Con estos calores que se nos han echado
encima de pronto, cataratas de ardores más propios de las medianías de julio,
época en la que se entona el cuerpo y ya asume estas calenturas que nos fatigan
y abaten, que nos amuerman y nos conducen al consumo indiscriminado de gazpacho
-¡qué güeno, Dios mío!-, uno sale a la calle y cree que ya está afectado por
alucinaciones que provoca este sol inmisericorde y que ha conseguido inducirnos
al deslumbramiento del pensamiento, a la locura de los espejismos, como si
erráramos por las dunas de un desierto dorado y maldito, tras la huellas de
Laurence de Arabia. Yo no sé si ya comienza a vencerme la edad, hecho que
aturde, me desubica y comienza a preocuparme, y se ablanda el espíritu recordando tiempos en
los que la vida nos sorprendía con la cotidianidad. Entonces nos parecía
aburrida y hoy la añoramos.
Pero la realidad actual, las
transformaciones de las tradiciones, con la injerencia de una sociedad que
desubica estos regalos del tiempo, las han convertido en verdaderos actos sociales, envolviéndolos
en un celo especial que los revierte de importancia y jerarquiza la
participación, le han desprovisto del papel de estraza, con sus manchas de
pringue que lo identificaban al sentimiento popular, hasta convertirlos en
simulaciones inauditas y en muchos casos, en hipócritas concentraciones que se
jactan con su pretensiones.
Acabo de contemplar cómo ensayan,
por las calles de un barrio que no voy a citar para no identificar por
cercanías con la entidad que lo promueve, pues este tipo de prácticas se están prodigando
con demasiada frecuencia, el ensayo de un paso de cruz de mayo ¡con treinta y
seis costaleros! que hasta los he contando, tíos hechos y derechos, algunos con
edad universitaria, me atrevería a decir que de sus últimos cursos, frustrados
o excluidos costaleros de Hermandades entiendo. Un paso con todas las de la
ley, con sus trabajaderas y zambranas perfectamente construidas, tal vez en
alguna refutada carpintería de enseres cofradieros, con sus kilos en la parte
superior y con música enlatada de una conocida agrupación musical, que me temo
acompañara en el día de autos, este remedo de cofradía.

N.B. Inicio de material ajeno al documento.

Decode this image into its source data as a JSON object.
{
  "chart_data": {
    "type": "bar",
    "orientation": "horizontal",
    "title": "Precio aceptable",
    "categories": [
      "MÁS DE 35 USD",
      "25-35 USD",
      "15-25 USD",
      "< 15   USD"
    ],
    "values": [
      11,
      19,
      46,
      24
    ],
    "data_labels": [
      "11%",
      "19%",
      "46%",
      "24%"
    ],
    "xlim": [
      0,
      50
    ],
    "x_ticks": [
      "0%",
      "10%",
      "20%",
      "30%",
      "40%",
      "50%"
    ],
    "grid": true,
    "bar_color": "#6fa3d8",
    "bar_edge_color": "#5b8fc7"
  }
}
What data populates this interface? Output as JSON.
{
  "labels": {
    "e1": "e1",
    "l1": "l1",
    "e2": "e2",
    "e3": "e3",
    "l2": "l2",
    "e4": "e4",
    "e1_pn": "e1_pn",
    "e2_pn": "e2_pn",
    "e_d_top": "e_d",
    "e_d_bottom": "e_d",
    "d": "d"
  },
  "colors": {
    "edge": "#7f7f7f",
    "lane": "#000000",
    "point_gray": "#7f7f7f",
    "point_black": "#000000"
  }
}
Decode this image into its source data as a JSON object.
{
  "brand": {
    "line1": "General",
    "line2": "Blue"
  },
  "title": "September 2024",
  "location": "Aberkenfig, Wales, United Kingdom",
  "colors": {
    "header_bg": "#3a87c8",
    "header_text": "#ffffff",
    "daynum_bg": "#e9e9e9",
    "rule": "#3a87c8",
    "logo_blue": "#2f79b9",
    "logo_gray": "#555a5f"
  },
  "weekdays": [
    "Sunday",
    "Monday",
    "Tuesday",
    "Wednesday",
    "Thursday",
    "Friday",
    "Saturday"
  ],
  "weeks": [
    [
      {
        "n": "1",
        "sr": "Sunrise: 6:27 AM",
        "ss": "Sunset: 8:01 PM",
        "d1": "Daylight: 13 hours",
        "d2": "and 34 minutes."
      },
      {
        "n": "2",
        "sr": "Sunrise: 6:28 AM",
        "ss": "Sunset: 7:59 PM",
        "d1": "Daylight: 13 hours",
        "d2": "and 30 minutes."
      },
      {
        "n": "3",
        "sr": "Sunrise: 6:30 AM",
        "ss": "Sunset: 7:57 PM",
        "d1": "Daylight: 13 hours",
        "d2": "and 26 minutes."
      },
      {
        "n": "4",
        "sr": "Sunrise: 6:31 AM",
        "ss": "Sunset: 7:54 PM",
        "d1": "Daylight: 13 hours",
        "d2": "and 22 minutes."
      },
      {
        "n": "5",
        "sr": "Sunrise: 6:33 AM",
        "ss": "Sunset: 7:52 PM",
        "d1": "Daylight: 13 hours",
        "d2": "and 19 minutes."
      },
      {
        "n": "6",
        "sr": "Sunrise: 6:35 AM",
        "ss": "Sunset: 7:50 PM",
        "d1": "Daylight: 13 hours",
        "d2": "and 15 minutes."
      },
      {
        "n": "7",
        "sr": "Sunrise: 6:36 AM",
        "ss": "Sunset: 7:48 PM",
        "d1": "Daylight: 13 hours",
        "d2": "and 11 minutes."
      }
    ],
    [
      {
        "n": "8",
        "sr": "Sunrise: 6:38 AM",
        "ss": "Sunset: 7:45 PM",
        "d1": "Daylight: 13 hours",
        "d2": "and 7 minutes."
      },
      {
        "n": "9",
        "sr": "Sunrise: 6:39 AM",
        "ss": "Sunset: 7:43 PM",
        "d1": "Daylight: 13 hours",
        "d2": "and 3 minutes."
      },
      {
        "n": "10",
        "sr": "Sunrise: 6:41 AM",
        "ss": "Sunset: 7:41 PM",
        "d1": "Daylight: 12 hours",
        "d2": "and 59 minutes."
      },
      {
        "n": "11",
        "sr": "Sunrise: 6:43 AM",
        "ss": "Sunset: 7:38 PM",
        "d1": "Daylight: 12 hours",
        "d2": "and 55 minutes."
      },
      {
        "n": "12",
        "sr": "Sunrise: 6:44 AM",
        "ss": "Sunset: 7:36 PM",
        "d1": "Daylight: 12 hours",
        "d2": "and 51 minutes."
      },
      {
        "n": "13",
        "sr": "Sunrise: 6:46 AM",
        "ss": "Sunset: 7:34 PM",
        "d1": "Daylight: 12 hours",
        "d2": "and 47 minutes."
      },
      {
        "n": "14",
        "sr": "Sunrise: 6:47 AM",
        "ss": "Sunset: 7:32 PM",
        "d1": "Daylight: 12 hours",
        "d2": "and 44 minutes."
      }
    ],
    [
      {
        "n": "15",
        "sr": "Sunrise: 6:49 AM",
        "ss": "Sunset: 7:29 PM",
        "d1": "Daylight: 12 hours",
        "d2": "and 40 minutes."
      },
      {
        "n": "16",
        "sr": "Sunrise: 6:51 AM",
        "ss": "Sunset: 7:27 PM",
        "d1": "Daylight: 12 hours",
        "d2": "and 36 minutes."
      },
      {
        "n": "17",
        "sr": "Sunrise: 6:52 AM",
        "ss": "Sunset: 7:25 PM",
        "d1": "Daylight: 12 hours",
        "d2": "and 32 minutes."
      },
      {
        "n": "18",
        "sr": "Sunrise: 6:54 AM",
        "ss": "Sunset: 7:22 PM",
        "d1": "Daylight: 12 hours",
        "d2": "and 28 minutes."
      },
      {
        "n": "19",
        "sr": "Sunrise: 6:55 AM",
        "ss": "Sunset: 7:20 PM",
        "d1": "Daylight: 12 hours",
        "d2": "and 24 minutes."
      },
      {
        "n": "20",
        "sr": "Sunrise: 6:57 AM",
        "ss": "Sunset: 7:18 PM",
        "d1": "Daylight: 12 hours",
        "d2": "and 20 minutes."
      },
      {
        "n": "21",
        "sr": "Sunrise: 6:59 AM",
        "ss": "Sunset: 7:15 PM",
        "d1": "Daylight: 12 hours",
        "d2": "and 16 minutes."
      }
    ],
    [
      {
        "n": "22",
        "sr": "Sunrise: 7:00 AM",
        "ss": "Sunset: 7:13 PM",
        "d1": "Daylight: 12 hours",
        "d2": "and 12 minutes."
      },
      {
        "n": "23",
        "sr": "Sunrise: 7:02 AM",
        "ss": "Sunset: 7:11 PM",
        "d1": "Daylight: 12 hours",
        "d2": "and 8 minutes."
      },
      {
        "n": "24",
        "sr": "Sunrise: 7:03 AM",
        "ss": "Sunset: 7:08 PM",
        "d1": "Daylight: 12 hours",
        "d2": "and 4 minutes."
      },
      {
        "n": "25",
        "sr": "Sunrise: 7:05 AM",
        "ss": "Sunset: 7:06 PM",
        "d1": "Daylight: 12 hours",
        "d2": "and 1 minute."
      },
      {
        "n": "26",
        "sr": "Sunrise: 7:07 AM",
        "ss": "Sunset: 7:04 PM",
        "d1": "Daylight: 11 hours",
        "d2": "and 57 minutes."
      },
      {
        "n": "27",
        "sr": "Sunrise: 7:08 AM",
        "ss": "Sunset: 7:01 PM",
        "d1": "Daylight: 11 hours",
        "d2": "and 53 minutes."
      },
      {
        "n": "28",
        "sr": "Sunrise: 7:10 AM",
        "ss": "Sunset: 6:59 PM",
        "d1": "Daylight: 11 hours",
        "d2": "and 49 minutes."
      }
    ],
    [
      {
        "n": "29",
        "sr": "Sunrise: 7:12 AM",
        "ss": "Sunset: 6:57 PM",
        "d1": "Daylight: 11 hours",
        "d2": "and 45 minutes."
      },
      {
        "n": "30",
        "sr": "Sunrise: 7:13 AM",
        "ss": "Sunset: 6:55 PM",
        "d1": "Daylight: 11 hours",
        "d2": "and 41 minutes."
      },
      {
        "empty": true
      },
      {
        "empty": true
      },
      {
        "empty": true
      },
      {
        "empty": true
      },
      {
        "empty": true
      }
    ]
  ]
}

Es incompresible que estemos
desvirtuando el sentido de las cosas, de esas pequeñas tradiciones que nacieron
y vieron la luz desde la precariedad infantil. Esas construcciones manuales y
artesanas, pero tremendamente románticas, que emergían desde la popularidad febril
de mentes infantiles. Esa inspiración tan barroca de la improvisación y la
espontaneidad que se acometía en las casas de vecinos, como complemento a la celebración
del mes de María, de la Cruz edificada con luminosas flores de papel, fijadas
al soporte con engrudo casero obtenido con harina y agua y mucho movimiento de
muñeca. De conservar las grandes latas de tomate, apenas se cerraban las
puertas de San Lorenzo se acometía al aprovisionamiento del envase pensado en
la sonoridad que proyectarían en manos de los niños, para convertirlas en
metálicos timbales. Aquellos pasos construidos con unas tablas, con suerte
algún cajón que respetase las normas de la simetría, y en la que no cabían más
de dos émulos de costaleros, han sido sustituidos por estas mayestáticas
construcciones que restan, con sus perfecciones y ajustes mecánicos, la emoción
de la ingenuidad, que sustraen de la sencillez y del orgullo por saberse parte
del sueño.
Hemos perdido ya la naturalidad de
la tradición y el poder creativo de los niños, a los que les restamos esfuerzos
y así después sale lo que sale, y lo han sustituido por la falsedad de la excelsitud,
un término que cada vez me gusta menos cuando salen de algunos labios. No se
crea más belleza porque se utilicen mejores medios. Era ésta una historia de
Sevilla con sus niños, una fábula de entrega e ilusiones, de espontaneidad y
franqueza. Lo que he presenciado esta mañana nada tiene que ver con los
orígenes ni con la historia de las cruces de mayo. Y que no me quieran vender
que esto es una consecuencia de la evolución de los tiempos. No señores, esto
es un signo de la palurda modernidad que intentan inyectarnos. Esto es una nueva
demostración de la negativa de los sevillanos, cómodos y serviles a otros usos
importados, por mantener sus tradiciones.